Sebagai sedikit perbandingan dengan gol yang ia cetak ke gawang Ludogorets, mungkin anda perlu mengetik di kolom pencarian Youtube "Balotelli goal vs Mexico", silahkan anda lihat, kurang lebih Balotelli mencetak gol dengan gaya yang mirip yaitu mengontrol, menjaga keseimbangan tubuhnya yang besar, sebelum mengeksekusinya ke gawang Ochoa di ajang Piala Konfederasi 2013. Hal ini jugalah yang membuat saya berpikir jika Balotelli adalah salah satu penyerang tengah terkuat (bukan terbaik) di dunia.

Dengan demikian rumitnya tingkah laku pemuda Italia ini mengapa Rodgers mau merekrut pemain bengal ini dengan mahar 16 juta euro? Sekali lagi saya ingin mengatakan ada detil metode Rodgers dalam menangani pemain yang kita tidak tahu persis. Apakah anda ingat musim lalu Raheem Sterling tidak begitu menyita perhatian di paruh pertama kompetisi Premier League? Bahkan pemain yang dianggap sebagai pemain langka di Inggris ini sempat mendapat kritik keras dari pelatihnya di bulan September 2013, Rodgers mengatakan bahwa Sterling perlu membuat hidupnya lebih stabil terkait penyerangan yang ia lakukan yang membuatnya sempat berurusan dengan pengadilan.
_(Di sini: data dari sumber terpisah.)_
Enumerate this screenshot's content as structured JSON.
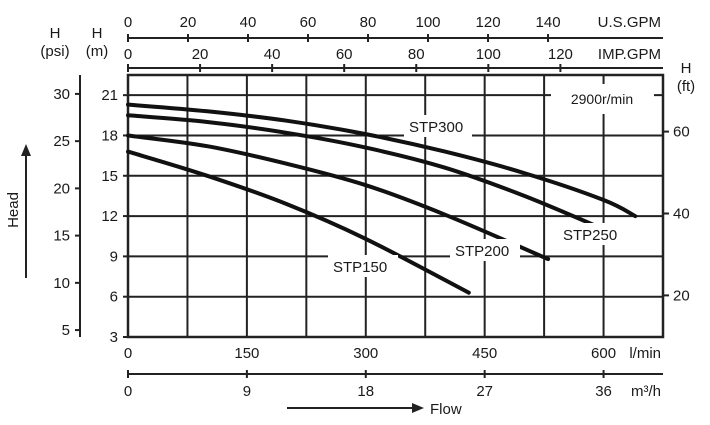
{
  "chart_data": {
    "type": "line",
    "speed_label": "2900r/min",
    "head_axis_label": "Head",
    "flow_axis_label": "Flow",
    "axes": {
      "flow_lmin": {
        "unit": "l/min",
        "range": [
          0,
          675
        ],
        "ticks": [
          0,
          150,
          300,
          450,
          600
        ]
      },
      "flow_m3h": {
        "unit": "m³/h",
        "ticks": [
          0,
          9,
          18,
          27,
          36
        ],
        "lmin_per_unit": 16.6667
      },
      "flow_usgpm": {
        "unit": "U.S.GPM",
        "ticks": [
          0,
          20,
          40,
          60,
          80,
          100,
          120,
          140
        ],
        "lmin_per_unit": 3.7854
      },
      "flow_impgpm": {
        "unit": "IMP.GPM",
        "ticks": [
          0,
          20,
          40,
          60,
          80,
          100,
          120
        ],
        "lmin_per_unit": 4.5461
      },
      "head_m": {
        "unit": "H\n(m)",
        "range": [
          3,
          22.5
        ],
        "ticks": [
          3,
          6,
          9,
          12,
          15,
          18,
          21
        ]
      },
      "head_psi": {
        "unit": "H\n(psi)",
        "ticks": [
          5,
          10,
          15,
          20,
          25,
          30
        ],
        "m_per_unit": 0.70307
      },
      "head_ft": {
        "unit": "H\n(ft)",
        "ticks": [
          20,
          40,
          60
        ],
        "m_per_unit": 0.3048
      }
    },
    "grid": true,
    "series": [
      {
        "name": "STP150",
        "x": [
          0,
          100,
          200,
          300,
          430
        ],
        "y": [
          16.8,
          15.0,
          12.9,
          10.3,
          6.3
        ]
      },
      {
        "name": "STP200",
        "x": [
          0,
          100,
          200,
          300,
          400,
          530
        ],
        "y": [
          18.0,
          17.2,
          15.9,
          14.3,
          12.1,
          8.8
        ]
      },
      {
        "name": "STP250",
        "x": [
          0,
          100,
          200,
          300,
          400,
          500,
          605
        ],
        "y": [
          19.5,
          19.0,
          18.2,
          17.1,
          15.6,
          13.5,
          10.9
        ]
      },
      {
        "name": "STP300",
        "x": [
          0,
          100,
          200,
          300,
          400,
          500,
          600,
          640
        ],
        "y": [
          20.3,
          19.8,
          19.1,
          18.1,
          16.8,
          15.2,
          13.2,
          12.0
        ]
      }
    ]
  }
}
Respon dari Sterling atas kritikan tersebut sangat mengesankan, Sterling menunjukkan pengingkatan signifikan baik dari segi fisik maupun permainan. Jalur karir Sterling semakin lurus. Pemuda 19 tahun juga mengungkapkan bahwa kepercayaan dirinya semakin meningkat. Ada cara pendekatan Rodgers yang baik di sini, detilnya saya tidak tahu persis. Merekrut Balotelli juga sudah pasti ia pertimbangkan resikonya, dan tentu ia memiliki keyakinan bahwa dirinya dapat menangani si bengal dari Italia ini dengan baik.

Lagi pula anak bengal biasanya hanya perlu sedikit perhatian lebih dari ayahnya, dari efek positif yang ditunjukkan Sterling, rasanya Rodgers juga bisa menjadi 'ayah' yang baik bagi Balotelli. Rodgers jelas memiliki keyakinan terhadap Balotelli.